Numerous other examples of LGBT merchandise and propaganda with overtly threatening messaging can be found in a quick search of online stores. One popular symbol features the pride or trans flag overlaid with a rifle and the slogan “Defend Equality.”

Other designs of LGBT merchandise embrace revolution with the black power fist or Satan incorporated into the design. Numerous other images feature knives, firearms, or other weapons alongside some message associated with defending transgender ideology.

Pink Pistols

Somewhat rare in Left-wing groups, gun clubs have started popping up for LGBT people. But more than practicing their Second Amendment rights or learning self-defense, people who participate in such groups are motivated by an idea that society is targeting them. The motivation is similar to the idea expressed by Jean-Pierre on Thursday, that people who identify as transgender are “under attack.”

One such group in New Hampshire is called Rainbow Reload. The group is part of a movement of so-called pink pistol groups of LGBT people who own firearms and train together.

“I went from concealed carry every once in a while when I was feeling it to every single day,” a Navy vet and biological male who began identifying as female last year told NPR. “Because reading the news, having a few experiences, realizing that I’ve gone from: old cis-male, white, upper middle class, really no real fears about anything, to: there are people that just looking at me will want to hurt me.”

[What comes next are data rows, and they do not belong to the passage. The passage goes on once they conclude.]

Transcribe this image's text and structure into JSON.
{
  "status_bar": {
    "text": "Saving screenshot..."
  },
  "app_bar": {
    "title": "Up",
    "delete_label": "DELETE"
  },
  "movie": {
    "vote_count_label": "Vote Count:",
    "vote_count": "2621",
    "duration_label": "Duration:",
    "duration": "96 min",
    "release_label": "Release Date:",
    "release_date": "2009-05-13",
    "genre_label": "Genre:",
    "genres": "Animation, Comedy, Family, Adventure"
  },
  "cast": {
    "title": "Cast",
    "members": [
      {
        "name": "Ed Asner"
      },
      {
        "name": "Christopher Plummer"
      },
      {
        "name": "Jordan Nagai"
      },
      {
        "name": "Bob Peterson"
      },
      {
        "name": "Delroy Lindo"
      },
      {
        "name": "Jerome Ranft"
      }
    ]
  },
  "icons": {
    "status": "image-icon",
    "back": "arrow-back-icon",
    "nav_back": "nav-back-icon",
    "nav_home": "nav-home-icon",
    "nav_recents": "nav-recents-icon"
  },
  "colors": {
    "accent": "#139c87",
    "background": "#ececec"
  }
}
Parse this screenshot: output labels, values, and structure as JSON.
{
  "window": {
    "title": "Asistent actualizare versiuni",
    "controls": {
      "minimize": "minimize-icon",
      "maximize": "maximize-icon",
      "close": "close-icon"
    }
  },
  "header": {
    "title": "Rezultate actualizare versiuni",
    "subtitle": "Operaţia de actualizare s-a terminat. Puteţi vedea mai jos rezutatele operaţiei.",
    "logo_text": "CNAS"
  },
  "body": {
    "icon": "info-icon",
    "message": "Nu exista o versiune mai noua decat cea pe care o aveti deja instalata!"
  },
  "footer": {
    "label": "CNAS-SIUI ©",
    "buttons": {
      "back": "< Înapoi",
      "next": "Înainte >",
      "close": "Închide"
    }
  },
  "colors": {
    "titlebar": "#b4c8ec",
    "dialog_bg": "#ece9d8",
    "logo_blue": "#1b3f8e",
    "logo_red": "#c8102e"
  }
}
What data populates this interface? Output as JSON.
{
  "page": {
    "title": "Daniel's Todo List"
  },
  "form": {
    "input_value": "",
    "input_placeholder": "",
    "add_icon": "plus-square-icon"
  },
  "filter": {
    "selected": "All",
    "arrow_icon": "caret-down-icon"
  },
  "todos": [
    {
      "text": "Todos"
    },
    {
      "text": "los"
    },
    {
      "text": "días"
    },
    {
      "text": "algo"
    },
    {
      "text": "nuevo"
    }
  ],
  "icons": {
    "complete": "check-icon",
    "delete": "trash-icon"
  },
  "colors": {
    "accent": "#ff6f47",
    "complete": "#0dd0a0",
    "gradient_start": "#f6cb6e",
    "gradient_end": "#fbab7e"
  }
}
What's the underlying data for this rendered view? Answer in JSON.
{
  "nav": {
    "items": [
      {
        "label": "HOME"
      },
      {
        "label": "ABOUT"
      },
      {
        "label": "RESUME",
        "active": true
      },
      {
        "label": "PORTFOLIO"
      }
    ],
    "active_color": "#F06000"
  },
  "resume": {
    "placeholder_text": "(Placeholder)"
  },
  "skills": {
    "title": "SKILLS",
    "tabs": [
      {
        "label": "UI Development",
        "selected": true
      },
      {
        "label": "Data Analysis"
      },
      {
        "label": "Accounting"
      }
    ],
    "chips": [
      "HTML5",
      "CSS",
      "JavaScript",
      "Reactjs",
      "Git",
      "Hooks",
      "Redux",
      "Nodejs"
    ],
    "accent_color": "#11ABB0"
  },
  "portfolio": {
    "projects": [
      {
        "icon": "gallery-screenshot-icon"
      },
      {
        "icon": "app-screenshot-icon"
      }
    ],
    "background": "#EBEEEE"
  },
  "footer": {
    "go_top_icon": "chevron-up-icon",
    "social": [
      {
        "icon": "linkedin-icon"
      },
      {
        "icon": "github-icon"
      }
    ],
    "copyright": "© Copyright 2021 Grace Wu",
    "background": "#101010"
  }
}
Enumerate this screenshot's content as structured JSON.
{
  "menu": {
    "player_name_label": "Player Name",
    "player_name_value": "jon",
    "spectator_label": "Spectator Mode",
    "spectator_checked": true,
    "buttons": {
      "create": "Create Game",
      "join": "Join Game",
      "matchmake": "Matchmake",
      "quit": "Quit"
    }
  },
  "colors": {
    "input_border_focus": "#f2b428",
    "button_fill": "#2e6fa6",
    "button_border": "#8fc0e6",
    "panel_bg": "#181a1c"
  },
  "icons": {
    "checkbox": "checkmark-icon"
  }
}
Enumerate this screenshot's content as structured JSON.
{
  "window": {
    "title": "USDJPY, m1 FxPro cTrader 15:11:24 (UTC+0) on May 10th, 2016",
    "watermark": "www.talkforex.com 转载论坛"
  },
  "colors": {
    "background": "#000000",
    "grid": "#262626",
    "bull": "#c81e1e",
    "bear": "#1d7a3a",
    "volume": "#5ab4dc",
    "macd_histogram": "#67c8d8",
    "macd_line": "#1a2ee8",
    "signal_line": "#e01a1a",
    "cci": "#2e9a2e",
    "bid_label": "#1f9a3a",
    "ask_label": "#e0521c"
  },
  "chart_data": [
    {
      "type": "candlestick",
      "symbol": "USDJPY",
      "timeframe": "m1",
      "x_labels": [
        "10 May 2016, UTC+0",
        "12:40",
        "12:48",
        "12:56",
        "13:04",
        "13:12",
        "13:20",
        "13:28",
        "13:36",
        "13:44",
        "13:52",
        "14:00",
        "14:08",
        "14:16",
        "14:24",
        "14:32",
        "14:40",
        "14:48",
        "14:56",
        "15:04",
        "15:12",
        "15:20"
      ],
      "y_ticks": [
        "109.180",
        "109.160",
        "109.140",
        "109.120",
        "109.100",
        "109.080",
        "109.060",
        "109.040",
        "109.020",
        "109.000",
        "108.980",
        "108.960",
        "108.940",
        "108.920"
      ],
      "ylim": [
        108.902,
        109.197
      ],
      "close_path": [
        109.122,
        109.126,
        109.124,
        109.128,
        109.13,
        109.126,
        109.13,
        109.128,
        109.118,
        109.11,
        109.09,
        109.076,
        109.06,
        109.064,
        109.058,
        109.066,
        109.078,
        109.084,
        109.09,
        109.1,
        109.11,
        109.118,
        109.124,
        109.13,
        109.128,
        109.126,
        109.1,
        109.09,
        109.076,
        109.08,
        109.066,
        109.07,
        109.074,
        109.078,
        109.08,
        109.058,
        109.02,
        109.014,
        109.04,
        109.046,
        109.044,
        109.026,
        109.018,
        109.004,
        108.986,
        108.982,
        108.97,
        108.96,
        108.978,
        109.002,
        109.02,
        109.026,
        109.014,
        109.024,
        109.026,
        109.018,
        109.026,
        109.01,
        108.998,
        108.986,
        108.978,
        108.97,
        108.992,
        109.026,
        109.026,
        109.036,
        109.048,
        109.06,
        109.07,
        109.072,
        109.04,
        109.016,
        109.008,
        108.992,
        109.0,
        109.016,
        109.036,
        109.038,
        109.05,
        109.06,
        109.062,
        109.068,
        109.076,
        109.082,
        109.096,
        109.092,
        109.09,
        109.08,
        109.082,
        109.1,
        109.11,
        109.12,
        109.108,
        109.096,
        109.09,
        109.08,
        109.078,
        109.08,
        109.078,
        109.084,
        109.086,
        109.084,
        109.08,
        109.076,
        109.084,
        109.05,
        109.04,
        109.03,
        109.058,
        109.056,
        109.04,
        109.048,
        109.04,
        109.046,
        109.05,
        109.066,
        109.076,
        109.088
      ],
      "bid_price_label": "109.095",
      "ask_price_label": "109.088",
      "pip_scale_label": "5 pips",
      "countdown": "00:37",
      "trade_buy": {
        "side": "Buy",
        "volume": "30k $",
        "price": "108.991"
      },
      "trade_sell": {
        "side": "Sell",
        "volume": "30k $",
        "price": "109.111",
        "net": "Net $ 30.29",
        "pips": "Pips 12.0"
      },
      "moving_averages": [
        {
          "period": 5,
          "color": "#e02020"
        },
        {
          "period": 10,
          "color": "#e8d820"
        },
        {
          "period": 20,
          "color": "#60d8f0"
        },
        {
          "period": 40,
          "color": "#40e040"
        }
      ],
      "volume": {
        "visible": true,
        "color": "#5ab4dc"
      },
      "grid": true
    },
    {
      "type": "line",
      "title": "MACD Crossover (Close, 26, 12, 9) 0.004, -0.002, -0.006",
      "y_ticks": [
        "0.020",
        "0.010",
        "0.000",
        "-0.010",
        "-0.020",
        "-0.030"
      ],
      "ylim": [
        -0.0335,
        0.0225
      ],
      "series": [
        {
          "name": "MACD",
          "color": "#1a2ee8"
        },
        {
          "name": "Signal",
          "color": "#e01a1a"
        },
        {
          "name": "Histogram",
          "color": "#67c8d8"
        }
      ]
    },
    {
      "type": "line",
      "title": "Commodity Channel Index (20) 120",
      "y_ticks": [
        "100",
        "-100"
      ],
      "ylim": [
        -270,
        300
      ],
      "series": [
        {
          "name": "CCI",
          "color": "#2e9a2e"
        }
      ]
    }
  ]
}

Another person in Rainbow Reload cited the perception of rampant hate as their reason for learning how to handle a gun.

“There’s been an uptick in hate crimes, there’s been an uptick in groups that have been protesting drag story times and drag shows, and it felt like I needed to learn how to protect myself,” a person identified only as Jamie said.

A person named Guardian, who spoke to NPR under a pseudonym, touted a patch saying “Make Racists Afraid Again.”

“I want people to feel safe to be who they are,” he said. “It’s not a matter of politics. It’s a matter of whether or not you think certain people should get to live, and be their genuine selves.”